Les discussions sur la guerre commerciale ont cessé après que les gouvernements du Royaume-Uni et des îles Anglo-normandes ont accepté de délivrer plus de licences

Un blocage perdure

Paris, Londres et Bruxelles ont abandonné les discussions sur une guerre commerciale et semblaient régler un différend sur les licences de pêche post-Brexit, mais des pêcheurs français en colère ont menacé d’imposer un blocus avant Noël des marchandises britanniques entrant à Calais.

La Commission européenne et le gouvernement français se sont déclarés satisfaits du résultat d’une quinzaine de négociations intensives, les gouvernements du Royaume-Uni et des îles Anglo-normandes ayant accepté de délivrer 83 licences d’exploitation supplémentaires avant la date limite fixée par l’UE.

L’offre ne répondait cependant pas pleinement aux exigences du gouvernement d’Emmanuel Macron et les pêcheurs bretons ont annoncé qu’ils allaient procéder à un blocus prévu de Calais le 23 décembre.

 » Loin de satisfaire les professionnels du secteur, cette nouvelle exaspère les pêcheurs des Hauts-de-France, qui se sentent à la fois trahis par le gouvernement britannique … et négligés par la Commission européenne ”, a déclaré le comité des pêches maritimes de la région dans un communiqué. “Des mouvements seront attendus, des mouvements qui viseront l’importation de produits britanniques”.

Les navires français ont imposé un blocus similaire à Calais, décrit à l’époque comme un coup de semonce, en novembre. Un navire géré par DFDS, une compagnie maritime danoise, et un ferry P & O ont été contraints d’attendre à l’extérieur du port, le plus grand point d’entrée sur le continent pour les marchandises britanniques.
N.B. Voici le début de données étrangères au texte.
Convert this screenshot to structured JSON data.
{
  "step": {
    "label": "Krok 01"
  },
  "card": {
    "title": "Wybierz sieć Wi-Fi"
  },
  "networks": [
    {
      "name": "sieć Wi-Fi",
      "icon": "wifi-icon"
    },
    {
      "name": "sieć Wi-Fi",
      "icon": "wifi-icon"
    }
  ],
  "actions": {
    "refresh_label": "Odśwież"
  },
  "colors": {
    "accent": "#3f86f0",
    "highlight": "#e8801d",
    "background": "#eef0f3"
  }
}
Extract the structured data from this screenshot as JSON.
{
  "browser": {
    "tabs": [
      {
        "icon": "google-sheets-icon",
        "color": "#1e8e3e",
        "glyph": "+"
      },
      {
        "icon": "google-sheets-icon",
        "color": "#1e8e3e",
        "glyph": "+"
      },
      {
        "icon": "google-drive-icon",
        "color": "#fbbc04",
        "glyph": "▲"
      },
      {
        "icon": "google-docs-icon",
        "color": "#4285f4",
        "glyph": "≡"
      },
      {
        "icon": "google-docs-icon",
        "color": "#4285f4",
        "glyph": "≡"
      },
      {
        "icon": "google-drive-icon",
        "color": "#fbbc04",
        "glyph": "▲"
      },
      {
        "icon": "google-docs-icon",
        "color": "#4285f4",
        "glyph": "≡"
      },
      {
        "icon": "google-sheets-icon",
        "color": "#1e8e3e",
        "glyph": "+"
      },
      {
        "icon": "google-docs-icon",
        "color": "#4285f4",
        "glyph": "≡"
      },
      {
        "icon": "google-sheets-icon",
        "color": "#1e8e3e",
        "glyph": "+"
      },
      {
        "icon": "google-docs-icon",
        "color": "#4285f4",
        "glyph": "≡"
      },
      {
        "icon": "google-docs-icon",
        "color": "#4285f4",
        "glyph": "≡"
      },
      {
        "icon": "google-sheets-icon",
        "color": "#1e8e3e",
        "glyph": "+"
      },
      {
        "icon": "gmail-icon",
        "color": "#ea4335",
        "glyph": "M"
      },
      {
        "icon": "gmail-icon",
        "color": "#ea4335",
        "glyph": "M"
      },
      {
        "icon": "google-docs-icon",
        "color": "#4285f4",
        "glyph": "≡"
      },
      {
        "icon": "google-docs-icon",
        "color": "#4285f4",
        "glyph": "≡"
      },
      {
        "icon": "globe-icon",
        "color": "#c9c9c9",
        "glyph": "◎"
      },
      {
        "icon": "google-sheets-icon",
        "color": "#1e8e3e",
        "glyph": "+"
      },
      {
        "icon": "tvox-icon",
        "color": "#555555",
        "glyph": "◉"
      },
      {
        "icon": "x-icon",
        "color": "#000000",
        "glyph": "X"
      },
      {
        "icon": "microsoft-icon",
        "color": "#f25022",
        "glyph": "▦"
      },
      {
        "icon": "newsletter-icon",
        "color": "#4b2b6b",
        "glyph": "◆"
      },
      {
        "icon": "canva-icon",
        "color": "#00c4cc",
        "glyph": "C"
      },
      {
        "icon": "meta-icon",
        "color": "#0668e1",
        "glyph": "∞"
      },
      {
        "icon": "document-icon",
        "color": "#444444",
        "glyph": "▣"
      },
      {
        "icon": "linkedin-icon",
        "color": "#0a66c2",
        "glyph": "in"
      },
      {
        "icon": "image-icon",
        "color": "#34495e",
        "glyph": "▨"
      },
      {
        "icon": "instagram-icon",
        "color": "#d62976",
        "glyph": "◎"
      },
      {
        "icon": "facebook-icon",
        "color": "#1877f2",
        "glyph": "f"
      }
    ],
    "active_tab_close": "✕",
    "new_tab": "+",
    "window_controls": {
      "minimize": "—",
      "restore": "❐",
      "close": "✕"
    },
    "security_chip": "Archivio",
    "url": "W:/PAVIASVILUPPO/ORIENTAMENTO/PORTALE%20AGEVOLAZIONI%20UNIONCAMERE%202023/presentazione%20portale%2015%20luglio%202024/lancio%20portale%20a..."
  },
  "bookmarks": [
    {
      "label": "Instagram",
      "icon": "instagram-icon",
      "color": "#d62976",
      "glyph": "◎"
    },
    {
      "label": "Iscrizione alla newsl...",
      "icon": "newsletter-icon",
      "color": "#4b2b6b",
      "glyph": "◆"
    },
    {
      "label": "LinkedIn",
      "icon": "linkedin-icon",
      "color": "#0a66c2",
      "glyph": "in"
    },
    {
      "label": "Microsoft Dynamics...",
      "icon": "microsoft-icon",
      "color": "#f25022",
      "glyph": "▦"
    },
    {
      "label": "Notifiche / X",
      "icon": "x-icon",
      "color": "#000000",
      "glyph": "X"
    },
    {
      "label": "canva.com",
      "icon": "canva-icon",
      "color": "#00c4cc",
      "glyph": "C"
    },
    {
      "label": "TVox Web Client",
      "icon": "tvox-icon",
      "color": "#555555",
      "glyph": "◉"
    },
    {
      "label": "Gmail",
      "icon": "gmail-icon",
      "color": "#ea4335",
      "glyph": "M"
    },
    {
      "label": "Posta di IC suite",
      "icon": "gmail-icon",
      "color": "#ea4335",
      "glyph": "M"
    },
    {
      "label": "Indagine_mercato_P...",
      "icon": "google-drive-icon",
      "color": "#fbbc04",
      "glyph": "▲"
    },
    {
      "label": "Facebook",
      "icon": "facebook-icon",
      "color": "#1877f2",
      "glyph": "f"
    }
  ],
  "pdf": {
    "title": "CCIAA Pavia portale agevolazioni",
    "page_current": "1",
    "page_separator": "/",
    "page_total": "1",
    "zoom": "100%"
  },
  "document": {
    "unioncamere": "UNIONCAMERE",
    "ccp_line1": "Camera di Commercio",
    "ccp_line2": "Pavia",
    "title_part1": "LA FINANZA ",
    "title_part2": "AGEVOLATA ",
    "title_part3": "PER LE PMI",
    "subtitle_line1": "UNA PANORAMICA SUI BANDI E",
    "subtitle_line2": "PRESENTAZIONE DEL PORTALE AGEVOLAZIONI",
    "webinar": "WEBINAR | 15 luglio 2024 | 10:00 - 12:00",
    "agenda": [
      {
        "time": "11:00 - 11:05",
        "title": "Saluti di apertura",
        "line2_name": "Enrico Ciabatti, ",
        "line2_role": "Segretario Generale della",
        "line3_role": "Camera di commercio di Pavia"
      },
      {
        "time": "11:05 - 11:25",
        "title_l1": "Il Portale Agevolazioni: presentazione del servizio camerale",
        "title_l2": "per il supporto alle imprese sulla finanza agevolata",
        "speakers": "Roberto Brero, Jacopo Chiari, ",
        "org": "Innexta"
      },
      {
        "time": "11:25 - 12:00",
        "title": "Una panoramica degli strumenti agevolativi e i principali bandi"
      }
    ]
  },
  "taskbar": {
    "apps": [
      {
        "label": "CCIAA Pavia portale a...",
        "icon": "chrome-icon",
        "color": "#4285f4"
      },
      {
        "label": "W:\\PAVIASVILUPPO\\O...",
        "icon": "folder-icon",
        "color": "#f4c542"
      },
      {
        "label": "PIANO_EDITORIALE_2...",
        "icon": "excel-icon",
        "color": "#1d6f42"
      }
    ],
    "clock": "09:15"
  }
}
Le commissaire européen à la pêche, Virginijus Sinkevičius, avait remercié le Royaume-Uni plus tôt dimanche pour avoir respecté le délai auquel Paris avait exigé des licences supplémentaires pour les petits bateaux cherchant à pêcher dans les eaux côtières du Royaume-Uni et les dépendances de la Couronne britannique de Jersey et de Guernesey.

Londres lâche quelques licences de pêche

”Je pense que c’était une étape très importante franchie hier soir et je suis reconnaissant au Royaume-Uni d’avoir respecté le délai que nous avons fixé au 10 décembre », a-t-il déclaré. « Les deux semaines ont été très intensives, nous avons réussi à apporter plus de 80 licences supplémentaires maintenant.”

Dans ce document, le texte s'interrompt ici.